With regard to the sixth factor, we believe petitioner's needs were taken into consideration in determining the amount of the car payments. Thus, this factor favors treating the payments as alimony.
Finally, with regard to the seventh factor, a separate provision for support (Paragraph 11) was clearly enunciated in the Agreement, declaring these support payments deductible by Mr. Rangos and taxable to petitioner. This factor favors treating the automobile payments as part of a property settlement.
Upon analyzing the seven aforementioned factors, we conclude that Mr. Rangos and petitioner intended the automobile payments to be part of a property settlement. See Kohn v. Kohn, 364 A.2d 350, 353 (Pa. Super. Ct. 1976). In reaching our conclusion, we found that petitioner credibly testified to the circumstances surrounding execution of the Agreement, its intent, and subsequent performance.
Although the language of Paragraph 12 does not provide for the tax treatment of the automobile payments, elsewhere the Agreement specifically declares the tax treatment of certain items: (1) Paragraph 8 states that Mr. Rangos is entitled to the dependency exemptions for the minor children; (2) Paragraph 11 states that the payments made pursuant to this paragraph are to be includable in petitioner's income and deductible as an expense by Mr. Rangos; and (3) Paragraph 16 refers to deficiencies and refunds regarding petitioner and Mr. Rangos' 1971 and 1972 income tax returns.
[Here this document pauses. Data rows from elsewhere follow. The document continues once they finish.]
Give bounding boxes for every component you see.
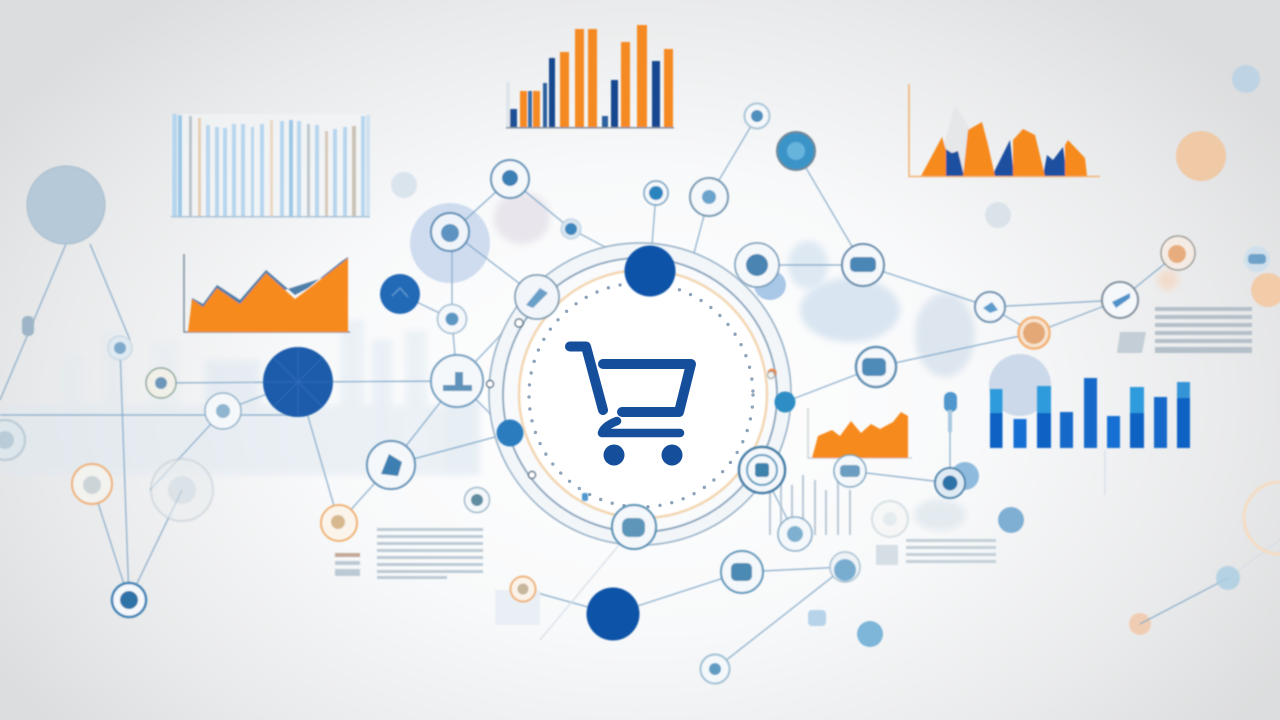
node bbox=[721, 551, 763, 593]
node bbox=[431, 355, 483, 407]
node bbox=[112, 583, 146, 617]
chart: small orange area bbox=[808, 408, 912, 458]
node bbox=[491, 160, 529, 198]
node bbox=[464, 488, 490, 512]
node bbox=[205, 393, 241, 429]
dotted ring bbox=[529, 283, 753, 507]
node bbox=[975, 292, 1005, 322]
icon: ring accent orange bbox=[768, 368, 776, 378]
node: solid blue left bbox=[380, 274, 420, 314]
node bbox=[735, 243, 779, 287]
node: solid left hub bbox=[263, 347, 333, 417]
node bbox=[778, 517, 812, 551]
icon: left pin bbox=[22, 316, 34, 336]
outer rings bbox=[489, 243, 791, 545]
node: solid bottom hub bbox=[586, 588, 640, 640]
node bbox=[431, 213, 469, 251]
node: faint far left bbox=[151, 459, 213, 521]
node bbox=[700, 654, 730, 684]
node: orange ring bbox=[321, 505, 357, 541]
chart: orange and blue mountain area bbox=[909, 84, 1100, 176]
icon: ring accent small bbox=[486, 319, 588, 501]
text block: greeked lines lower right bbox=[876, 539, 996, 565]
node: teal filled top bbox=[777, 132, 815, 170]
network connector lines bbox=[0, 116, 1280, 669]
faint background blobs bbox=[27, 65, 1280, 647]
node bbox=[146, 368, 176, 398]
node: orange bottom bbox=[510, 576, 536, 602]
icon: shopping cart bbox=[570, 346, 691, 466]
node bbox=[612, 505, 656, 549]
node bbox=[935, 468, 965, 498]
hub: central ring with cart bbox=[489, 243, 791, 545]
node: ring hub blue right bbox=[774, 392, 796, 412]
text block: greeked lines lower left bbox=[335, 528, 483, 579]
node: faint edge bbox=[0, 420, 25, 460]
node bbox=[515, 275, 559, 319]
icon: pin marker bbox=[944, 392, 957, 432]
chart: pale thin bars bbox=[171, 114, 370, 218]
node: faint bbox=[872, 501, 908, 537]
node bbox=[438, 304, 466, 334]
node bbox=[856, 347, 896, 387]
node bbox=[108, 336, 132, 360]
text block: greeked lines upper right bbox=[1117, 307, 1252, 353]
node bbox=[690, 178, 728, 216]
node bbox=[830, 552, 860, 582]
faint background dashboard: left bbox=[0, 320, 480, 475]
node: orange filled bbox=[1018, 318, 1050, 348]
right edge orange arc bbox=[1244, 482, 1280, 554]
node: orange ring far left bbox=[72, 464, 112, 504]
node bbox=[744, 104, 770, 128]
node: orange ring right bbox=[1161, 236, 1195, 270]
node: ring hub blue bbox=[496, 420, 524, 446]
node bbox=[644, 181, 668, 205]
chart: right blue bars bbox=[990, 378, 1190, 448]
node bbox=[1102, 282, 1138, 318]
node: right edge bbox=[1244, 246, 1270, 272]
node: faint bbox=[1216, 566, 1240, 590]
node bbox=[842, 244, 884, 286]
chart: orange area left bbox=[184, 254, 350, 332]
faint bar chart under ring bbox=[495, 470, 850, 625]
node bbox=[367, 441, 415, 489]
node bbox=[561, 219, 581, 239]
chart: top blue and orange bars bbox=[506, 25, 674, 128]
node: solid top hub bbox=[624, 246, 676, 296]
node bbox=[739, 447, 785, 493]
node bbox=[834, 455, 866, 487]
We believe that had petitioner and Mr. Rangos intended Paragraph 12 to involve taxable alimony, they would have said so. Moreover, Paragraph 12 states that "The use of said motor vehicle shall be at no expense to the Wife except the cost of the operation, maintenance and repair." (Emphasis added.) This sentence, along with petitioner's credible testimony, supports our conclusion that the parties did not intend for petitioner to include the automobile payments as income.
Ambiguous language in a contract is to be resolved against the drafter of the agreement. Rink v. Commissioner [Dec. 48,969], 100 T.C. 319, 328 n.8 (1993), affd. [95-1 USTC ╤ 50,092] 47 F.3d 168 (6th Cir. 1995); see, e.g., United States v. Seckinger, 397 U.S. 203, 216 (1970). Accordingly, we construe any ambiguity of Paragraph 12 against Mr. Rangos.
Considering all the facts and circumstances, we hold that the amounts paid by Mr. Rangos for the purpose of furnishing petitioner with an automobile in 1991 and 1994 are in the nature of a property settlement, and therefore not includable in her income for those years.
To reflect the foregoing and respondent's concessions,
Decisions will be entered for petitioner.